Thanks, Hanzleberry!


message 44: by Hanzleberry (new)

Hanzleberry (doughboyissweet) | 1065 comments You know perfectly well what my name is. You're my sister! By the way Ryan, you can just call me Hanz. Lol.


message 45: by Ryan (new)

Ryan | 5334 comments Oops (blushes) ta :)


message 46: by Cheyenne (new)

Cheyenne | 815 comments I'll post mine in the morning!!


message 47: by Guy (new)

Guy (egajd) | 11249 comments Hi, Cheyenne! It's been a while. Okay, you popping up just now is amazing because I was just thinking about you today. In fact, I was catching up on an old fushigi that involved your poem with the balloons.

Would you let me post it in my blog? I'll give you full credit, and provide links back to your profile here in Goodreads, or to where ever you'd like me to. My fushigi blogs are a bit unusual, and so if you'd like to see what I mean, here's the link to one: Zoë Keating Fushigi.


message 48: by Kate (new)

Kate | 29 comments Natural Causes

his death preceded;
now her body tents the sheet
her red heart frozen


message 49: by Cheyenne (new)

Cheyenne | 815 comments Guy wrote: "Hi, Cheyenne! It's been a while. Okay, you popping up just now is amazing because I was just thinking about you today. In fact, I was catching up on an old fushigi that involved your poem with the ..."
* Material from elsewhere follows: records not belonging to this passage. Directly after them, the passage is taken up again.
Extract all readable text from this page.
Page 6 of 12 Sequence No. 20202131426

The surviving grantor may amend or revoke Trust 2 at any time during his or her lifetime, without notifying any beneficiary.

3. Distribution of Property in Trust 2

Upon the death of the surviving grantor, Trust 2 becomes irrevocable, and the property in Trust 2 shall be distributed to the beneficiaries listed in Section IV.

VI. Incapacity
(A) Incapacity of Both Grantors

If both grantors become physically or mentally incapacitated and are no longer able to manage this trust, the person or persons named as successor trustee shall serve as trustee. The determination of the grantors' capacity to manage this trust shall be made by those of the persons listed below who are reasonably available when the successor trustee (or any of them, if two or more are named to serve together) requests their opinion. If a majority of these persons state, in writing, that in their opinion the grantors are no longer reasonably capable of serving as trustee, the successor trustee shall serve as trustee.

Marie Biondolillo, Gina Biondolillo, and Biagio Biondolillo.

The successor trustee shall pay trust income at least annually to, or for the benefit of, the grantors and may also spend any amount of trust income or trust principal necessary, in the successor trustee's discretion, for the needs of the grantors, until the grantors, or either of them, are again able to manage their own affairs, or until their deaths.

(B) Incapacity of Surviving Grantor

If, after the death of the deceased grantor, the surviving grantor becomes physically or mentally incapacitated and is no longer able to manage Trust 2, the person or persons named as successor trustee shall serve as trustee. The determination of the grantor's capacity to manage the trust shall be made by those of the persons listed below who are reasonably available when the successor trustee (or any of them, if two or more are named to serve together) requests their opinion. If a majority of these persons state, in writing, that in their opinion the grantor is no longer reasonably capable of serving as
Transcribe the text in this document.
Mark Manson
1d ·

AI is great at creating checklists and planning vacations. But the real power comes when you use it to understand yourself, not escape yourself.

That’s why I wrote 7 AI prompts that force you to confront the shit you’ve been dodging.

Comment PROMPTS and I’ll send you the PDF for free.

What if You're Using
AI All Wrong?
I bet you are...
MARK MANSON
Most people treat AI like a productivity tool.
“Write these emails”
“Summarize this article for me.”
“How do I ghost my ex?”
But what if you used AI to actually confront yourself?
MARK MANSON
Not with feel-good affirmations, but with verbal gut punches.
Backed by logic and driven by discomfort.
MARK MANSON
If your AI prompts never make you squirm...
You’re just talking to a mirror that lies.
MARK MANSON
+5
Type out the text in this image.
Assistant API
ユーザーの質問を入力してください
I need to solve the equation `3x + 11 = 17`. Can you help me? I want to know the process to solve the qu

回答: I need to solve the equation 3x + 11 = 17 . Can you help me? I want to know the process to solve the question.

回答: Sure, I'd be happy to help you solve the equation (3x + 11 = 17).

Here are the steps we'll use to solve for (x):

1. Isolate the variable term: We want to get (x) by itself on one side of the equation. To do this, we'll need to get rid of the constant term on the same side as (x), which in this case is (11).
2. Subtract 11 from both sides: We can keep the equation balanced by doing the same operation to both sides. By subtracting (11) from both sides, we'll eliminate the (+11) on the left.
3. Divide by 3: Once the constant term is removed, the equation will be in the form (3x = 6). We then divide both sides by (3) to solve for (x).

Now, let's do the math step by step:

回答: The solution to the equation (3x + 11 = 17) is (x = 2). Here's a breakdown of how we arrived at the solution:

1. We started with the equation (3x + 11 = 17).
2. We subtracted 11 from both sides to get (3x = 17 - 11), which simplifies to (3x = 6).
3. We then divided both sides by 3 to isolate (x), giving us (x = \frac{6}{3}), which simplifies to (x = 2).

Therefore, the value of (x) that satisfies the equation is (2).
That involved my poem? Well, I'm flattered :)

How exactly did/does it involve my poem? I'm curious. And yes, you're welcome to post the poem. Providing the link to my goodreads is fine.

And that's funny, I was just thinking about that poem a few days ago and trying to find a paper copy of it.


message 50: by M (new)

M | 11617 comments I’m just now catching up on this thread. Ryan’s “Homecoming,” with its refrain, reminds me of old ballads like “Barbara Allen.” Very nicely done!

I didn’t expect the ending in Thomas’s chilling poem “Goodbye”!

Reading Paula’s “What Need Have We for Morgues,” I couldn’t help but wonder why the speaker’s mother decides against cremation. I especially like the lines “We have erected no marker. None would serve. / Their souls are the stone.”

Alex’s epitaph-like “Frozen” is graphic!

Even in the death, the speaker in Guy’s “What’s Left but the Bones” can’t resist infectious wordplay: “In the morgue I rest, un-rued on cold rude un-stained steel . . .”

“I will be lost soon, in a moonlit pool” is the line that really grabs me in Christa’s “The Midnight Death.”

Kate’s haiku “Natural Causes” tells a story minutely chiseled in words. The image in the second line is almost photographically clear!